Le Hassun de Guion Sasaki, la fête du Tanabata

Le 7 juillet, à la nuit du tanabata, on célèbre au Japon les retrouvailles des divinités Orihime et Hikoboshi (qui représentent les étoiles Véga et Althaïr), séparées par la voie lactée et ne pouvant se réunir qu’une fois par an.

Tout comme ces deux amants célestes, dont les vœux se réalisent, il y a une coutume au tanabata, d’écrire ses vœux sur des tanzakus, une petite banderole pour poèmes, et de les accrocher à des branches de bambous.

La véritable tradition voulait que les vœux soient inscrits sur une feuille de mûrier à papier, un arbre divin, souvent utilisé lors des cérémonies rituelles.

 

Dans ce hassun, on a placé des nagashi-mono (mets gélifiés dans un moule puis découpés) à l’image des banderoles à vœux. Et disposés pour rappeler le paysage du tanabata, où les tanzakus dansent avec les feuilles de bambou au vent.

 

Sasaki a confectionné trois types de nagashi-mono.

Le premier contient du yuriné (bulbe de lis comestible) et de la crevette. Offrant un doux contraste de couleur rose et crème.
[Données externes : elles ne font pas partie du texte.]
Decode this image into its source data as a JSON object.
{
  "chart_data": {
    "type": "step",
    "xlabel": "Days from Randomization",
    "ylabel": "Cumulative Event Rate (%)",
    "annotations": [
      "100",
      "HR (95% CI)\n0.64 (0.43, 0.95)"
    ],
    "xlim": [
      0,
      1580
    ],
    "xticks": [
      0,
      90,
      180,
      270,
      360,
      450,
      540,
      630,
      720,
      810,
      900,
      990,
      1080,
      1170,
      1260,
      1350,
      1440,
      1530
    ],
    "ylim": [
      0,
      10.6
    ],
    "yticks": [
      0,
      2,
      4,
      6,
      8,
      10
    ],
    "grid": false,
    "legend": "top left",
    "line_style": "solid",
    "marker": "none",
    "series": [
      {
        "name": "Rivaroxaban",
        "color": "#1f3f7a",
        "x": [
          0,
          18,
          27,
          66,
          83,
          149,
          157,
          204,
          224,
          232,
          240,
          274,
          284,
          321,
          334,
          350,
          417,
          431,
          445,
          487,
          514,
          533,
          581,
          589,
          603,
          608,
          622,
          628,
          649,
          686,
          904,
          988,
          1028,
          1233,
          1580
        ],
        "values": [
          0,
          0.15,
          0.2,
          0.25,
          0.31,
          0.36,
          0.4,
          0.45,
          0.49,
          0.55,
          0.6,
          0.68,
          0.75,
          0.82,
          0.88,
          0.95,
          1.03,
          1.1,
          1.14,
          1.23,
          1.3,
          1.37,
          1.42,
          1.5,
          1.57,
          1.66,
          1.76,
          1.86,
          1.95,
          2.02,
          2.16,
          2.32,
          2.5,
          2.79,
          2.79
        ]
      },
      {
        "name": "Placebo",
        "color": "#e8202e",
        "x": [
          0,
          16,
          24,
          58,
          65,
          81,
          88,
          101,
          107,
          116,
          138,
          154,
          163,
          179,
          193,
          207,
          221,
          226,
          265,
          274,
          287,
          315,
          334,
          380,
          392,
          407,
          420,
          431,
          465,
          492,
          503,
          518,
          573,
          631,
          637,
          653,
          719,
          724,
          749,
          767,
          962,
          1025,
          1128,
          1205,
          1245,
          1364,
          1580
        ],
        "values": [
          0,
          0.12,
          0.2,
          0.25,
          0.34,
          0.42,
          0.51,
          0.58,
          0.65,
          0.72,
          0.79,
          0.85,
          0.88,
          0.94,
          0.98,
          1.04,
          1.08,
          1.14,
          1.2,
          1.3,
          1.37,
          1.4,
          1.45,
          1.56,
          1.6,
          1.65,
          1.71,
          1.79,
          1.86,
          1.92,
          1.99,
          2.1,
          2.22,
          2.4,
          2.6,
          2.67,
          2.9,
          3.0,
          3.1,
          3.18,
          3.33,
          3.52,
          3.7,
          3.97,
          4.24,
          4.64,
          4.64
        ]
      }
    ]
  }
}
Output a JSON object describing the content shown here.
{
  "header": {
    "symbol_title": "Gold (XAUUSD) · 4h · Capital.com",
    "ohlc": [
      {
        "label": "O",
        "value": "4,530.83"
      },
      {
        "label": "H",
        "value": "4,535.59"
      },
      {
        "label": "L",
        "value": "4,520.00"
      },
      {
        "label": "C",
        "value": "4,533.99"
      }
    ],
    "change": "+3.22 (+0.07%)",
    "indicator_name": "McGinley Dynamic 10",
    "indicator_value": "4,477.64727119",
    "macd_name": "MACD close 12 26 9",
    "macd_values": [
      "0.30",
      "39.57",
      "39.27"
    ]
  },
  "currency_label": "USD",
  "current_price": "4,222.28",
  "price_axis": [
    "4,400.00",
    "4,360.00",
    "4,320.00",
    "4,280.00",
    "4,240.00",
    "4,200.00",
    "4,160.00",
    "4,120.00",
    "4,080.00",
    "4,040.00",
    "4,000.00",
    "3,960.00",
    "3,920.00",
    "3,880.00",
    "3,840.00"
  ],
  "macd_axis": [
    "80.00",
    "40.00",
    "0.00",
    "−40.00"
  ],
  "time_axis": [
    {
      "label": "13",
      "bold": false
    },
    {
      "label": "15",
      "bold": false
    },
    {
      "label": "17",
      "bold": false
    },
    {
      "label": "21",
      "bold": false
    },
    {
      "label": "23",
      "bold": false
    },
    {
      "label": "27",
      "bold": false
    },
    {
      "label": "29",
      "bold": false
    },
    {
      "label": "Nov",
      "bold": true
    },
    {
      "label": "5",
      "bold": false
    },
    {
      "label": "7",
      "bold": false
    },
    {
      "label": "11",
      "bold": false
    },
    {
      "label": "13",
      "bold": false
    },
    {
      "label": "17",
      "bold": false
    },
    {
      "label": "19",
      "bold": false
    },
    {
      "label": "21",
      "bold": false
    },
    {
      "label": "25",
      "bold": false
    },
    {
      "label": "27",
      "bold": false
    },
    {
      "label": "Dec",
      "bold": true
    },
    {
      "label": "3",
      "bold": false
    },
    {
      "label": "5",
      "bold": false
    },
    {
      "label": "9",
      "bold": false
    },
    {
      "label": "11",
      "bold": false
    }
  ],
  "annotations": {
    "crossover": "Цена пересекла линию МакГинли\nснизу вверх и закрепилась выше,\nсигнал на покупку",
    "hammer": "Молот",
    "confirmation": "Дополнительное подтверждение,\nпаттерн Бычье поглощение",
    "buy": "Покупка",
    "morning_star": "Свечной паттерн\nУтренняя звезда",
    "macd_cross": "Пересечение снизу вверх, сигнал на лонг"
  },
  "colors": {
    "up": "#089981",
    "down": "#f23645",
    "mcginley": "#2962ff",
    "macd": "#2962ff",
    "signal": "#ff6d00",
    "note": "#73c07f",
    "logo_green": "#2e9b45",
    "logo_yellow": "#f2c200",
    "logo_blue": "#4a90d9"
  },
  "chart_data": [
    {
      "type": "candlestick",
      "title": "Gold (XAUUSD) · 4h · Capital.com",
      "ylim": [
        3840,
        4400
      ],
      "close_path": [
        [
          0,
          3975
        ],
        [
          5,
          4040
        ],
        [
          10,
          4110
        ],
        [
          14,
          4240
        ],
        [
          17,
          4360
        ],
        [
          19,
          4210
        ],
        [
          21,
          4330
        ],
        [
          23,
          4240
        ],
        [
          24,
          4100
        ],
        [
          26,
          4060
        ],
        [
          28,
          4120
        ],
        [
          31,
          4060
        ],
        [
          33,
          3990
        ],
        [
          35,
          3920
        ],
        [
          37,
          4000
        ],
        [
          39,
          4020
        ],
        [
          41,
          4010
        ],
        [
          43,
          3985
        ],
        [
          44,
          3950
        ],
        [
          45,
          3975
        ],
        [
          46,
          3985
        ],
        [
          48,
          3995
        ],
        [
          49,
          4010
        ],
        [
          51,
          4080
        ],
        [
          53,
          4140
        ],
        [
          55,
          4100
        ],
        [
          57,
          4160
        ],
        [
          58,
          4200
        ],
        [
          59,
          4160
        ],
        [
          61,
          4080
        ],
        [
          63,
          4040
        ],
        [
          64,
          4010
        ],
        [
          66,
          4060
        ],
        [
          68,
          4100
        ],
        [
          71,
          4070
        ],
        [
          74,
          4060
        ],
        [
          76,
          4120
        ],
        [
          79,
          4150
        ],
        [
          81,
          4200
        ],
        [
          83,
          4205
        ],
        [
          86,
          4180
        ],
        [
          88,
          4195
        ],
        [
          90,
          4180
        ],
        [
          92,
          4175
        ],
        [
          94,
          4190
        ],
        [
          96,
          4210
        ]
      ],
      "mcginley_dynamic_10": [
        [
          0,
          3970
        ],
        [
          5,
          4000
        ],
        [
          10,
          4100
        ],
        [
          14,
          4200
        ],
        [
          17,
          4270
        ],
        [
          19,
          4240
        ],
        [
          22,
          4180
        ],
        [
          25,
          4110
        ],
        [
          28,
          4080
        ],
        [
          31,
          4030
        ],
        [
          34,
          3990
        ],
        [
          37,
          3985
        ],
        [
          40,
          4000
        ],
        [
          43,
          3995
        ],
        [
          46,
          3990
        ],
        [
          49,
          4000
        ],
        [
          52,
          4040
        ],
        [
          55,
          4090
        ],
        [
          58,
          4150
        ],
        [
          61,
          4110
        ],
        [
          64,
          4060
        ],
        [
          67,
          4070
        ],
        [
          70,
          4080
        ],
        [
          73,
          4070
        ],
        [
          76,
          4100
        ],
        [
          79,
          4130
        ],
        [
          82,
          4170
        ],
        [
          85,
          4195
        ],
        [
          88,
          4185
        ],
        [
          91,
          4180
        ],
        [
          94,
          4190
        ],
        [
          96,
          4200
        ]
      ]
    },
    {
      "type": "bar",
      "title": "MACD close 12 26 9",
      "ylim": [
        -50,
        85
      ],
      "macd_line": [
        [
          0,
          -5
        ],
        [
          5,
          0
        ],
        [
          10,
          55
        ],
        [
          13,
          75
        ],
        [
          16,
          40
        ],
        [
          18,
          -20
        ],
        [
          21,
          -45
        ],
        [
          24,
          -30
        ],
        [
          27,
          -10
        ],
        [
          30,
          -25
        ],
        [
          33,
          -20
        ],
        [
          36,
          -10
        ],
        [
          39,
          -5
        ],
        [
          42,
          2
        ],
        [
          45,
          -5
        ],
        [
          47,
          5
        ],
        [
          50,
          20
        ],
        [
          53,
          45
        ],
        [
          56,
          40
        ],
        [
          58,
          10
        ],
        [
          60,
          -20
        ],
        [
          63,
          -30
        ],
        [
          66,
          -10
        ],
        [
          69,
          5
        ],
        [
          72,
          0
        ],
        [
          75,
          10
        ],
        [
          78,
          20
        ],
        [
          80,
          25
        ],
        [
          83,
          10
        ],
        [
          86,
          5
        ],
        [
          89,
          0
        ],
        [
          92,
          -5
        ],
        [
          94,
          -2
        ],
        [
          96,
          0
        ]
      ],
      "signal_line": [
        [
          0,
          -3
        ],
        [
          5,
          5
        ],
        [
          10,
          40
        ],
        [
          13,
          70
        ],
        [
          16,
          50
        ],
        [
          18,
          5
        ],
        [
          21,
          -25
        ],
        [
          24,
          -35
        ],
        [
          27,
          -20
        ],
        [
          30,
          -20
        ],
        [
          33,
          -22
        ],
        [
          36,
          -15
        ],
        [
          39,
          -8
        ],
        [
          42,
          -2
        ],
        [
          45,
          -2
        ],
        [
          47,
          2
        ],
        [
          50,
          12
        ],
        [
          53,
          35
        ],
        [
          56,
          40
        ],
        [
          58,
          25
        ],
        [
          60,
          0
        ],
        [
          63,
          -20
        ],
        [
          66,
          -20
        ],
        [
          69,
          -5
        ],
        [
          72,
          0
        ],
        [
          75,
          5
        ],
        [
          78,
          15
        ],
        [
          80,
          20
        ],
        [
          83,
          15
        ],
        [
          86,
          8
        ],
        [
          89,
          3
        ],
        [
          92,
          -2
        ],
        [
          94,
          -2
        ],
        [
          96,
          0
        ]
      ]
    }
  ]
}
La base gélifiée est un dashi de kombu et de bonite séchée, qui fond sublimement en bouche, laissant ressentir les arômes puissants des ingrédients.

 

Le deuxième est fait d’okra et de tiges de taro vertes et blanches. Le vert subtil donne la parfaite image d’un crépuscule au soir de tanabata.

La base en dashi de kombu et bonite est cette fois légèrement parfumée au riz torréfié.

L’arôme du grillé mettant en avant le gout pur de chaque légume.

 

Le dernier contient du congre et ses œufs, avec un dashi pris avec les arrêtes du poisson.

Le congre est si important à la saison estivale de Kyoto, que même son plus grand événement culturel de l’été, le Gion matsuri, ou fête du Gion, est aussi communément appelé la fête du congre.

La saveur du congre, juste après la saison des pluies, rappelle surement à tout japonais les étés de Kyoto. 

En bouche, le nagashi-mono m’a fait la même impression qu’une élégante soupe de congre.